Medeniyet üşürse Paris’i yakar

Ercan Yıldırım / Yazar
8.12.2018

Medeniyet yani aktif güç olan Batı medeniyeti ve onun nişanesi kapitalizm ne 68’liler ne Seattle göstericileri ne de sarı yeleklilerle ciddi eleştiriye uğradı. Kapitalizme alternatif bir paradigma geliştirilemedi. Medeniyet donup buharlaşmamak için sürekli kendini yeniliyor.  Sarı yelekliler de 68’liler gibi sistemin rehabilitasyonunu sağlamaktan öteye gidemeyecek.


Medeniyet üşürse Paris’i yakar

Medeniyet kaynama noktasına yavaş yavaş geliyor. Belki de iki dünya savaşı arasındaki 30 yıllık hararete yaklaşamasak bile Soğuk Savaş başta olmak üzere sıcak çatışma dönemlerini aşan bir sürece adım attık. Küreselleşme ve neoliberalizm merkezli dünya sistemi doktrinleri çöktü; buna postmodernizmi eklemek erken olur. Küreselleşmenin kimlikleri silen, kültürleri ve toplumları bir örnekleştiren tavrına karşı postmodernizmin “hakikatin çoğulluğu” anlayışı yeni dönemin de işaret fişeğini ateşliyor aslında. 

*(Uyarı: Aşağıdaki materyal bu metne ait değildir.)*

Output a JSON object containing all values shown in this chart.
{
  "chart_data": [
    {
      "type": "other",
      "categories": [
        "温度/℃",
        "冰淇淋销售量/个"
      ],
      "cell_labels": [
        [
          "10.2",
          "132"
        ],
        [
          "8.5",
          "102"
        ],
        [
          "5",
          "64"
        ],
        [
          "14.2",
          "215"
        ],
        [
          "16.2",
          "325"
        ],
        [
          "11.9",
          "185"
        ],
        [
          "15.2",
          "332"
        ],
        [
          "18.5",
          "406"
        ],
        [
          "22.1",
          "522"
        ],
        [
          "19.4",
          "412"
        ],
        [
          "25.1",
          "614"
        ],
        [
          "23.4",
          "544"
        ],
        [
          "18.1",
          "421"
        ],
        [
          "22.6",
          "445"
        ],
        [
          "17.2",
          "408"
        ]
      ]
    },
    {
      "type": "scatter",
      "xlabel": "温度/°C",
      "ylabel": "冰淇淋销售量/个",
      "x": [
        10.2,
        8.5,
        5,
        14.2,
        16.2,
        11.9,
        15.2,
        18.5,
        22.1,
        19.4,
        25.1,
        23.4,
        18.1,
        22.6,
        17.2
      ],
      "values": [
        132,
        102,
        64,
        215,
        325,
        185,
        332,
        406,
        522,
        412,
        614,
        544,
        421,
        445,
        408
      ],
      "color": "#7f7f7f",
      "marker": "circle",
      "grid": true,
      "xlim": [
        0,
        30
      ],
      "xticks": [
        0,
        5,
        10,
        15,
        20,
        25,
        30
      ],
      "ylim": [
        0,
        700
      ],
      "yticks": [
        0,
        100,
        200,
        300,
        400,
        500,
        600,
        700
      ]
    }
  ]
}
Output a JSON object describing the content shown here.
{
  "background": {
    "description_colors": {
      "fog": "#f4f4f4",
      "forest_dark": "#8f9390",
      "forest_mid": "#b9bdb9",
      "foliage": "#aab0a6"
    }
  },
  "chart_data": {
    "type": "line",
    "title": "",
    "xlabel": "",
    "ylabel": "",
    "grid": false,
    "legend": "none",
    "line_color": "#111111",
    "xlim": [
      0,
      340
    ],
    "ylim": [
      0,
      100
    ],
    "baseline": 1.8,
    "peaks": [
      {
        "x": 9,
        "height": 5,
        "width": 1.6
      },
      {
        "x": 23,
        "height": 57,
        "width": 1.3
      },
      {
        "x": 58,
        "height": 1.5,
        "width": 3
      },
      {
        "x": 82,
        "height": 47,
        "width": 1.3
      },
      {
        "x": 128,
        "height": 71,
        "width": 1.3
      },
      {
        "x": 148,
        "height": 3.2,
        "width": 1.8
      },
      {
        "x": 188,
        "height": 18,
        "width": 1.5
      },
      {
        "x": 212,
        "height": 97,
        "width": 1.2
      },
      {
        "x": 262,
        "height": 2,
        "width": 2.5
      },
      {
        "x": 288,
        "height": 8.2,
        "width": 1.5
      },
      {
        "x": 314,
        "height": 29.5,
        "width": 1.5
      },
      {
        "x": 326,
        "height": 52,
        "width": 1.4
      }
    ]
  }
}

Paradokslarla yürüyen ve kavîleşen bir dünya sisteminden bahsediyoruz; bir taraftan küreselleşme ve neoliberal siyasallık öğreti olarak toplumu, dayanışmayı, müşterek değerleri etkisizleştirirken yeni başlayan süreçte homojenleşen kültürler, devletler biten küreselleşme ve içe kapanan toplum yapıları özneyi öldürse de onun bilincini, dizginlenemez açlığını kısıtlayamıyor. 

Bugün dünya sistemi neoliberal siyasallığı, küreselleşmeyi sona erdirip yeni bir doktrine adım atmaya çalışırken kitlelerin arzularını haraç mezat ortaya dökmesine, gerçeğin o yalın halini “sergilemesi”ne müsaade ediyor. Vitrinin benlik kurucu fonksiyonunu kışkırtan kapitalizm sarı yeleklilerin yolunu vitrinlerden geçiriyor. 

Öznenin çelişkisi

Üzerinde bir aylık maaşından daha pahalı bir elbise taşıyan mankene “acil durumlar için mecburi” kıyafet olan fosforlu sarı yeleği giydiren işçinin arzusu, gerçeklik alanlarını çatıştırıyor haliyle. 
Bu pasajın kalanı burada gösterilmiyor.